In a reverse gene mutation assay in bacteria, performed according to the OECD Guideline 471 and in compliance with GLP, strains of Salmonella typhimurium (TA1535, TA1537, TA98, TA100 and TA102) were exposed to test item, Nutriskin at the following concentrations:

- Range finding study: 0; 50;150; 500; 1500; 5000 μg/plate, with and without S9-mix in TA 1535, TA 1537, TA 98, TA 100 and Escherichia Coli WP2

- Main study - Direct plate incorporation method: 0; 50;150; 500; 1500; 5000 μg/plate, with and without S9-mix in TA 1535, TA 1537, TA 98, TA 100 and Escherichia Coli WP2

- Confirmatory assay - pre-incubation method: 0; 50;150; 500; 1500; 5000 μg/plate, with and without S9-mix in TA 1535, TA 1537, TA 98, TA 100 and Escherichia Coli WP2

Metabolic activation system used in this test 10 % S9 mix; S9 fraction prepared from liver homogenates of male Sprague Dawley rats. Vehicle and negative and positive control groups were also included in mutagenicity tests.

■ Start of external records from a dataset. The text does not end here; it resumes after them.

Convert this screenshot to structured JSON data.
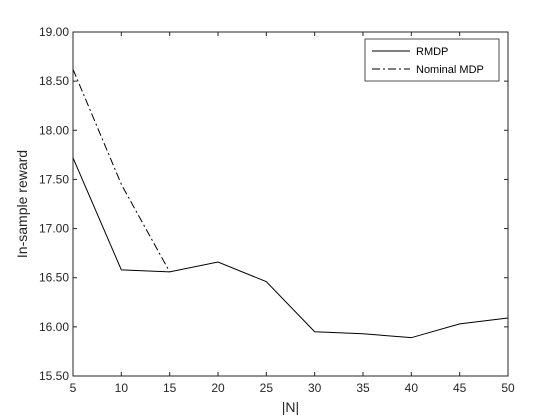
{
  "chart_data": {
    "type": "line",
    "title": "",
    "xlabel": "|N|",
    "ylabel": "In-sample reward",
    "xlim": [
      5,
      50
    ],
    "ylim": [
      15.5,
      19.0
    ],
    "xticks": [
      5,
      10,
      15,
      20,
      25,
      30,
      35,
      40,
      45,
      50
    ],
    "yticks": [
      15.5,
      16.0,
      16.5,
      17.0,
      17.5,
      18.0,
      18.5,
      19.0
    ],
    "ytick_labels": [
      "15.50",
      "16.00",
      "16.50",
      "17.00",
      "17.50",
      "18.00",
      "18.50",
      "19.00"
    ],
    "grid": false,
    "legend_position": "top-right",
    "series": [
      {
        "name": "RMDP",
        "style": "solid",
        "color": "#000000",
        "x": [
          5,
          10,
          15,
          20,
          25,
          30,
          35,
          40,
          45,
          50
        ],
        "y": [
          17.72,
          16.58,
          16.56,
          16.66,
          16.46,
          15.95,
          15.93,
          15.89,
          16.03,
          16.09
        ]
      },
      {
        "name": "Nominal MDP",
        "style": "dashdot",
        "color": "#000000",
        "x": [
          5,
          10,
          15
        ],
        "y": [
          18.62,
          17.45,
          16.56
        ]
      }
    ]
  }
}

In a range-finding study, no marked or consistent differences in the number of revertant colonies per plate was observed in various test concentrations and solvent controls of all the tester

strains, both with (10% S9 mix) and without exogenous mammalian S9 activation component in the main assays.

The mean numbers of revertant colonies are fell within acceptable ranges for vehicle control treatments.

Under the test conditions, the test substance did not cause any mutagenic change in Salmonella typhimurium TA 1535, TA 1537, TA 98, TA 100 and Escherichia Coli WP2.